運命
「早く道を開けてさしあげないと。」
ザッ
一瞬だった。

先ほどまで光の周りを囲んでいた女生徒達は、月の為に道を空ける。


「みんなありがとね!!」
作り出された笑顔に女生徒達はときめくのであった。

タンタンタン

靴を鳴らしながら月は、光の前まできて止まった。

「ハロー!

ひ・か・り

迎えに来たよ〜ん!」


先ほど光を遠くから眺めていた少女だ。

美しい容姿からだろうか?
ぱっと見、冷たい印象だが口を開けば全く違うことがわかる。

容姿と性格のギャップがある少女の名は、夜風月だ。

「月(るな)!!

迎えに来てくれたんだ。」

「あったり前じゃん!!

部活お疲れ、

飲み物いるでしょ?

はい、パス」

ヒュ

「おっと」

「ナイスキャッチ」
空中に飛んできたペットボトルをキャッチした。

「サンキュー!!」

ごくごく。

相当喉が渇いていたのであろう、いきよいよくペットボトルの水を飲み干す。


「プハー!!
うめぇ 」


「ケラケラ親父みたい」


「うっせぇ」


目の前で繰り広げられる光景に女生徒達は……


「光様と月様…
お二人が並んでいらっしゃると「「絵になるわ」」」

先ほど同様に騒ぎ出す。

「みんなー!!!」

いきなりはっせられた声。
女生徒達の目線の先には、慌てふためく光が映る。

それもそのはず、月が光の無理矢理引っ張り腕を組んでいるからだ。


「ちょ、ちょっと強く引っ張るな。
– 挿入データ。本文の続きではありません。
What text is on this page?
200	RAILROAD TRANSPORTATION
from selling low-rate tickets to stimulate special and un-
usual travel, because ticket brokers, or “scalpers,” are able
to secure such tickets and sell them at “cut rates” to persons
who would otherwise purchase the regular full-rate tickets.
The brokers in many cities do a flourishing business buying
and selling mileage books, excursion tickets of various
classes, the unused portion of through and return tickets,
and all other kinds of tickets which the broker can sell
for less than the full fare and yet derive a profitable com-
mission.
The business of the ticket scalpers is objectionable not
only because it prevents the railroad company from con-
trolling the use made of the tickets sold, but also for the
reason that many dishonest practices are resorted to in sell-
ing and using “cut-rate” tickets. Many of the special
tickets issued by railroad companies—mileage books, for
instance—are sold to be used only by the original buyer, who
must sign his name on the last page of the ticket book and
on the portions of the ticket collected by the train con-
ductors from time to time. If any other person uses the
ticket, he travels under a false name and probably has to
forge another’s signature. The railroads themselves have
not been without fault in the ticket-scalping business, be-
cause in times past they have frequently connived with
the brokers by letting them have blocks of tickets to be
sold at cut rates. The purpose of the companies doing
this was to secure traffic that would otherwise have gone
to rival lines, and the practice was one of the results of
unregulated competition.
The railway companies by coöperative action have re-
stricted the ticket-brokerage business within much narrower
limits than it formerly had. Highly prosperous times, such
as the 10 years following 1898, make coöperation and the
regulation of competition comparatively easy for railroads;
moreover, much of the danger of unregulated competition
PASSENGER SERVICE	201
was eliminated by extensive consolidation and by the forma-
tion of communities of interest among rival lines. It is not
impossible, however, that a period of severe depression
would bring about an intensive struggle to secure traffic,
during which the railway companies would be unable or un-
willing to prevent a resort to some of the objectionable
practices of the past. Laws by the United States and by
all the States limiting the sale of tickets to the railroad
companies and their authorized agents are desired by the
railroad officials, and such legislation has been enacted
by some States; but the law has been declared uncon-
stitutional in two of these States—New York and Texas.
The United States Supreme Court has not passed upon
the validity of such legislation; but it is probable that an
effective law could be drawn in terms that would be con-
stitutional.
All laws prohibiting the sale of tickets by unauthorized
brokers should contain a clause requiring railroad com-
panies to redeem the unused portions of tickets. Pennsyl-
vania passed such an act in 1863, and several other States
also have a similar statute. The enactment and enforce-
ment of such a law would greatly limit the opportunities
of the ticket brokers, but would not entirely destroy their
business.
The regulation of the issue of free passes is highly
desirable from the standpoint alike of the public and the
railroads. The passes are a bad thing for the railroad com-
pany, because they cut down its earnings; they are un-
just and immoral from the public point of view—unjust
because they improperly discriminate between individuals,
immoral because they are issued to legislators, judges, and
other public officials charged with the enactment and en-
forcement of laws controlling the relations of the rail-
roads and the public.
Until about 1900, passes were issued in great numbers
」

そんな嫌がっている光を無視して話を進める。


「光は私と帰るから、

ご・め・ん・ね!」

キュン

女生徒のハートをいぬく。
目がハートの生徒達も多い

「(クスクスちょろい、ちょろい)
行くわよ、光。」


「はいはい。」


これが二人の毎日の光景である。